Je dors dans ses draps et le réveil me fait mal, je me sais à l'aube d'une nouvelle journée qu'il me faudra affronter et, plus que cela encore, qu'il me faudra mener de la meilleure manière qui soit. Pas de la meilleure manière qui soit pour moi, non, mais pour les enfants et pour les dossiers. Et ces derniers, vous ne pouvez pas savoir comme je les déteste. J'en viens à maudire mon sujet de mémoire, et moi-même par la même occasion. Parce que je fais une overdose, une indigestion, appelez ce trop-plein comme vous voulez. Au bord de mes lèvres, les mots ne sortent pas et le papier reste blanc. Avec toutes ces informations en moi, toutes cette théories et toutes ces idées, que je sais où il faut mettre évidemment, mais que je ne parviens pas à mettre.

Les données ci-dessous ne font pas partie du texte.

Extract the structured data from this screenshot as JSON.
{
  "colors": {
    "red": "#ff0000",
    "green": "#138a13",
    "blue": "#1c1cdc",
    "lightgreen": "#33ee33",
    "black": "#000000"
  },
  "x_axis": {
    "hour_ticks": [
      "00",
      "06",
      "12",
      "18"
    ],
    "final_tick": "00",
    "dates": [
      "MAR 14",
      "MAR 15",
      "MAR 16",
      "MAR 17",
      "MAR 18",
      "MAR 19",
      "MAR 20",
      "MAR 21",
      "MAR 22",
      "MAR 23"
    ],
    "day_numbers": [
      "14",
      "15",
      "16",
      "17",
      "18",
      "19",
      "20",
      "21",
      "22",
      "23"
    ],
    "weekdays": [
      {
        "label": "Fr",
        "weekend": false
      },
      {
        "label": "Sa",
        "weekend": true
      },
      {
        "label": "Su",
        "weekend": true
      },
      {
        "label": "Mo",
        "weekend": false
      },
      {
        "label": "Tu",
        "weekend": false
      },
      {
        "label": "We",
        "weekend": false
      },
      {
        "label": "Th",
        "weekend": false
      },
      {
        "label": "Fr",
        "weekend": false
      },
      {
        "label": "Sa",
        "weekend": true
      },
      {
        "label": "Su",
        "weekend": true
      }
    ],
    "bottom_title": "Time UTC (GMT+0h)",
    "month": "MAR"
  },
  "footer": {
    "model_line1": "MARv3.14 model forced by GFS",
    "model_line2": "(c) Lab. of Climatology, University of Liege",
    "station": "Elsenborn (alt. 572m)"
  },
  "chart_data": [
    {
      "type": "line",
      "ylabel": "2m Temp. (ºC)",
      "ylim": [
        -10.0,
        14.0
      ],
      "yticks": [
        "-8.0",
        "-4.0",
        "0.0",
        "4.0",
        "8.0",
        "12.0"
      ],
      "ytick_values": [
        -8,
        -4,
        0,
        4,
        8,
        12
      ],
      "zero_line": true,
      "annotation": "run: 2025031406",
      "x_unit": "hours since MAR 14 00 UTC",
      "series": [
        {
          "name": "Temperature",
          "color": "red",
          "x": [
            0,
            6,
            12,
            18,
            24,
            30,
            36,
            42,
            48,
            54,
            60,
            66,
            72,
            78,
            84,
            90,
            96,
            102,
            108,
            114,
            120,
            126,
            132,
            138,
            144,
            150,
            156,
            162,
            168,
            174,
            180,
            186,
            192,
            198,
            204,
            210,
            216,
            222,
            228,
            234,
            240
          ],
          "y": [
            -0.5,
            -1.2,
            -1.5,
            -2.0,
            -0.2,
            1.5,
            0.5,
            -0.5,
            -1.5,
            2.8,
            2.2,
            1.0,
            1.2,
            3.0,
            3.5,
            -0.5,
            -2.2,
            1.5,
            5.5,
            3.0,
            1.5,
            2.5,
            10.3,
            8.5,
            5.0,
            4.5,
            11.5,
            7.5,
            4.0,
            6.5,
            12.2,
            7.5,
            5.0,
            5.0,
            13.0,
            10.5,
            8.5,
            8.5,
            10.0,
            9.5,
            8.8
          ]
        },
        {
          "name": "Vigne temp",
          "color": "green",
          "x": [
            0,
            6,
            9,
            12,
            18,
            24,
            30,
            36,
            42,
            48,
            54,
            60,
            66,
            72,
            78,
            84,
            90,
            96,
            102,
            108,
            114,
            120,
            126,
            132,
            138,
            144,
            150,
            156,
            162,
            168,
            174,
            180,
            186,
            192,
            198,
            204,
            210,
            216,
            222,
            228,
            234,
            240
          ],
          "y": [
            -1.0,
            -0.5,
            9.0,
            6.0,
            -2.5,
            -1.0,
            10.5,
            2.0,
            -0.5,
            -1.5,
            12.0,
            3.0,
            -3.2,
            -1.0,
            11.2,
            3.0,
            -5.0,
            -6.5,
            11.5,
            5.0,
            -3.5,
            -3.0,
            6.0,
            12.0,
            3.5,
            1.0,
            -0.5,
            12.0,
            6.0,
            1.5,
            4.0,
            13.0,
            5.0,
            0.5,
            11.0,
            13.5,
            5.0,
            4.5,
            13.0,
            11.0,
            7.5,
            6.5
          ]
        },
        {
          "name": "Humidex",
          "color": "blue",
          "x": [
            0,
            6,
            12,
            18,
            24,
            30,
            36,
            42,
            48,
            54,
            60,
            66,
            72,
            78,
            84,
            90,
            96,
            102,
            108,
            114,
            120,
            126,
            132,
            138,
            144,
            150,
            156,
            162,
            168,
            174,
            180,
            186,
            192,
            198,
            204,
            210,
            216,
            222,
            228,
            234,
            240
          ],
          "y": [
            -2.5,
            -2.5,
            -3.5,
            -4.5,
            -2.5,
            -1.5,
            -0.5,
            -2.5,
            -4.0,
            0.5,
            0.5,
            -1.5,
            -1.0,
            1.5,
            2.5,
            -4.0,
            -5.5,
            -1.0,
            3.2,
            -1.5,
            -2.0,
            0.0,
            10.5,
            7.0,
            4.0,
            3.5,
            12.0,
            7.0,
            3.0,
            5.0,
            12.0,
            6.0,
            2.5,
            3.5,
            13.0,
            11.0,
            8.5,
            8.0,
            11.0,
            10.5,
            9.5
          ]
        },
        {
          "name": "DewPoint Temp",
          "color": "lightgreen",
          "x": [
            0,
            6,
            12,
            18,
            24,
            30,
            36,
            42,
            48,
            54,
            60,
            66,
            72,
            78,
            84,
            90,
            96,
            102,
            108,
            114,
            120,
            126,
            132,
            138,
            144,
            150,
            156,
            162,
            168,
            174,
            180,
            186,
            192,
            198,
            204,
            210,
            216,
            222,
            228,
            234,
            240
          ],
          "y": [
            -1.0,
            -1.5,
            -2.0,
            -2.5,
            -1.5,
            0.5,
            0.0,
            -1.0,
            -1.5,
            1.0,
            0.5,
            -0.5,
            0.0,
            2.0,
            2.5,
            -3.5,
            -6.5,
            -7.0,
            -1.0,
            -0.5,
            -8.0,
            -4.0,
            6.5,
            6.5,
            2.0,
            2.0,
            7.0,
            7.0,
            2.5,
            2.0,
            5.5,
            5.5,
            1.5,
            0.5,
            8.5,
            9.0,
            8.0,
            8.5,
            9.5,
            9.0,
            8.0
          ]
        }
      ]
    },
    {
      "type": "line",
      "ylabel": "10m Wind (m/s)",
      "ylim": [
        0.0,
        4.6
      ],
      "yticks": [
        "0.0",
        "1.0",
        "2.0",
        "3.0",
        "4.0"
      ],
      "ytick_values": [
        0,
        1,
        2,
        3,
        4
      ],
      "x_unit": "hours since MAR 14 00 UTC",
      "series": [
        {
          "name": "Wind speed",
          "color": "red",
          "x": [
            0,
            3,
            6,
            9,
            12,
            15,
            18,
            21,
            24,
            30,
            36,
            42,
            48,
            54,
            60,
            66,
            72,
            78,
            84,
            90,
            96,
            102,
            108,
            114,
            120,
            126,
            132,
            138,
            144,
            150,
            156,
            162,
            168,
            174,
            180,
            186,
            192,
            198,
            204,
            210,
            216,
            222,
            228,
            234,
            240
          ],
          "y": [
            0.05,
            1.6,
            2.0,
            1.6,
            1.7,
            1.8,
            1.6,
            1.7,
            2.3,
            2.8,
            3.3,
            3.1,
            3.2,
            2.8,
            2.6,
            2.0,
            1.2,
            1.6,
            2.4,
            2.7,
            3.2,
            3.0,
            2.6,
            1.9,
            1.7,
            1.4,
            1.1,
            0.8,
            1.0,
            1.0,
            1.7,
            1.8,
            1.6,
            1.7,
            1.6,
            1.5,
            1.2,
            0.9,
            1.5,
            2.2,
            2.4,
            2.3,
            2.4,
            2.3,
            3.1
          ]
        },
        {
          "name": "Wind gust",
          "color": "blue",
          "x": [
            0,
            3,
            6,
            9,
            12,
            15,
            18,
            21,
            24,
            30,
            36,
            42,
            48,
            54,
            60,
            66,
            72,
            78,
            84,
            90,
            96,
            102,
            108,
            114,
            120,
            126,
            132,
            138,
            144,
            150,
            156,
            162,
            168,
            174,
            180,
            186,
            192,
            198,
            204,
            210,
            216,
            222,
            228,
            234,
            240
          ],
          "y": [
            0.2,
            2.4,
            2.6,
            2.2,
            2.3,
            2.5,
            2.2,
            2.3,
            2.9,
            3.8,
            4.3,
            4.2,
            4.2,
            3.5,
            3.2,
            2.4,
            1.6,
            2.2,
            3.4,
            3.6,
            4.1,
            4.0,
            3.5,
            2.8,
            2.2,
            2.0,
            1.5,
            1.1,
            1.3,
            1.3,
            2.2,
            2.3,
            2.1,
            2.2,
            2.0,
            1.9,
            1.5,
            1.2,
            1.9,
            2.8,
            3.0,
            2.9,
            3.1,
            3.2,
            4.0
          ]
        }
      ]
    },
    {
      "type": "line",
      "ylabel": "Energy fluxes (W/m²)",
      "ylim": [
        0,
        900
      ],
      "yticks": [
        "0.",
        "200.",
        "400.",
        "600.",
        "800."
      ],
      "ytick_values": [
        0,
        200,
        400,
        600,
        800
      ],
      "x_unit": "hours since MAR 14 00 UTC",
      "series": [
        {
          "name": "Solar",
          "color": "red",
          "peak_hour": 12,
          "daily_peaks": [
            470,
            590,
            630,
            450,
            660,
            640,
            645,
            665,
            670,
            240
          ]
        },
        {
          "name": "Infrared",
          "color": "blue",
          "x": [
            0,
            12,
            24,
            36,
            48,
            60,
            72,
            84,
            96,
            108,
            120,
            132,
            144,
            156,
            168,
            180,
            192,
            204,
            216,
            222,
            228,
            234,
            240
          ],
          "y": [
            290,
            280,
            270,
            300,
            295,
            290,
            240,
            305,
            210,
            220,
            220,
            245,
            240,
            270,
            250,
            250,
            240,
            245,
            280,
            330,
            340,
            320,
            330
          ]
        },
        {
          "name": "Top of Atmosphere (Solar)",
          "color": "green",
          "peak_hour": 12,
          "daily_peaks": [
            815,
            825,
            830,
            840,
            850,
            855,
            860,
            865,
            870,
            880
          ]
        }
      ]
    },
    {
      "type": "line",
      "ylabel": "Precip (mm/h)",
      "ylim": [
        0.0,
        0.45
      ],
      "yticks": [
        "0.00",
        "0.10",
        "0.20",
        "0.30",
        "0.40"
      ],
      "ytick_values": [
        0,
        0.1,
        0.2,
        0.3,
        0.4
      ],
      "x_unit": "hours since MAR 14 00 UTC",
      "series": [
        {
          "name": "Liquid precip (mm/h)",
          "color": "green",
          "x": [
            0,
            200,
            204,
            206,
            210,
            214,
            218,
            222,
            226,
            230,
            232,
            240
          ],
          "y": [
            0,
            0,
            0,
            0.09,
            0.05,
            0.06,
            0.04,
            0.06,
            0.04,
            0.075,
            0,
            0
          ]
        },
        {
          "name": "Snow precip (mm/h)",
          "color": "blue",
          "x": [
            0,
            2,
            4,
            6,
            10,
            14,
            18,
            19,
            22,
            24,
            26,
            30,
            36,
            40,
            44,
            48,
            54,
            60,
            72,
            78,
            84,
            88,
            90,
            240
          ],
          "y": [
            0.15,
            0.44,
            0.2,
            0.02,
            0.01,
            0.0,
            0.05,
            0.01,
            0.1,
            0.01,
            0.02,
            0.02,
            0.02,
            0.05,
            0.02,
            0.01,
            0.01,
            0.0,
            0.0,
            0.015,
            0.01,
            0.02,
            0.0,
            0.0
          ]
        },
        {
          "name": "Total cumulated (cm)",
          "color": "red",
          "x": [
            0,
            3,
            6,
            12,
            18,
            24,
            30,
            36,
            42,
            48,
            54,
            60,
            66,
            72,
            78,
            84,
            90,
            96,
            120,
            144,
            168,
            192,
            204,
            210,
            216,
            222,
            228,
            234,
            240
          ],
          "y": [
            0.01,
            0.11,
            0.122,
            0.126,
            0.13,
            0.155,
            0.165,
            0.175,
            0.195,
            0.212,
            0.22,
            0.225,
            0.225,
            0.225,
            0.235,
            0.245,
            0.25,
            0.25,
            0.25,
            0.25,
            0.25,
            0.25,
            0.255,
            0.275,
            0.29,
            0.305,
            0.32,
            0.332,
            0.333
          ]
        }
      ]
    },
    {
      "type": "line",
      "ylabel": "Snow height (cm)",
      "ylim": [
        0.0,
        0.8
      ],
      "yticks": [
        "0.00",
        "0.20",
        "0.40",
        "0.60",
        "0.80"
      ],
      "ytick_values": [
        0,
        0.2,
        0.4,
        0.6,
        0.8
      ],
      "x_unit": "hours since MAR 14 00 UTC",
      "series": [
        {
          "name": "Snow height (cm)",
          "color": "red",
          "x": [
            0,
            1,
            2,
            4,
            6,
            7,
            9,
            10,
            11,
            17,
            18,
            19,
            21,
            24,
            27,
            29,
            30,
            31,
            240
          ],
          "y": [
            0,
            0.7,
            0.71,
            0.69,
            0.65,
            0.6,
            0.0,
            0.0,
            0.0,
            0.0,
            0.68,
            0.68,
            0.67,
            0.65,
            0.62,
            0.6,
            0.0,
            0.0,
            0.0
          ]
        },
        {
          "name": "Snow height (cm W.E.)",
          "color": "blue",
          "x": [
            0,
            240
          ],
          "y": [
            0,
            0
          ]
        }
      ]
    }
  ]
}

Toutes ces choses qui seraient bien mieux au-dehors qu'au-dedans et qui me soulageraient peut-être un peu de mon poids qui se fait trop lourd.

 

L'autre soir en quittant le cinéma, je lui demande ce qu'il ferait si on lui annonçait qu'il ne lui restait que deux ans à vivre. Il me répond : "Je vivrais cinquante ans.". A la question : "Et si on nous annonçait qu'à moi, il ne me restait que deux ans à vivre ?", il se tourne vers moi en souriant : "Je te ferais vivre cinquante ans.". Je lui chuchote en baisers : "S'il ne te restais que deux ans, je t'aimerais de toutes mes forces.". Et malgré que je sois devenue insoluble et imbuvable dans cette période de flottement qui ne devrait pas en être une, il continue de m'aimer. De me réchauffer lorsque mon corps est glacé et de prendre soin de moi. The theory of everything, le film était celui-ci. Sa main dans la mienne. Et s'il existait une équation qui régissait l'univers tout entier ? Et si les choix que nous prenons ne nous appartenaient pas vraiment ? Si tout était prévu de cette manière pour que l'univers reste "en ordre" ? Et si tout cela avait un sens, finalement ? 

 

 

Je vous invite à écouter cet album-là, pour la douceur des mélodies et pour la beauté des mots. Pour l'échappée. Je ferme les yeux. Je pense aux étoiles et à leur lumière, à l'infini et à la fascination qui m'habite lorsque je regarde le ciel. Je pense à l'océan et au ressac des vagues, à l'immensité et au rivage. Et je disparais.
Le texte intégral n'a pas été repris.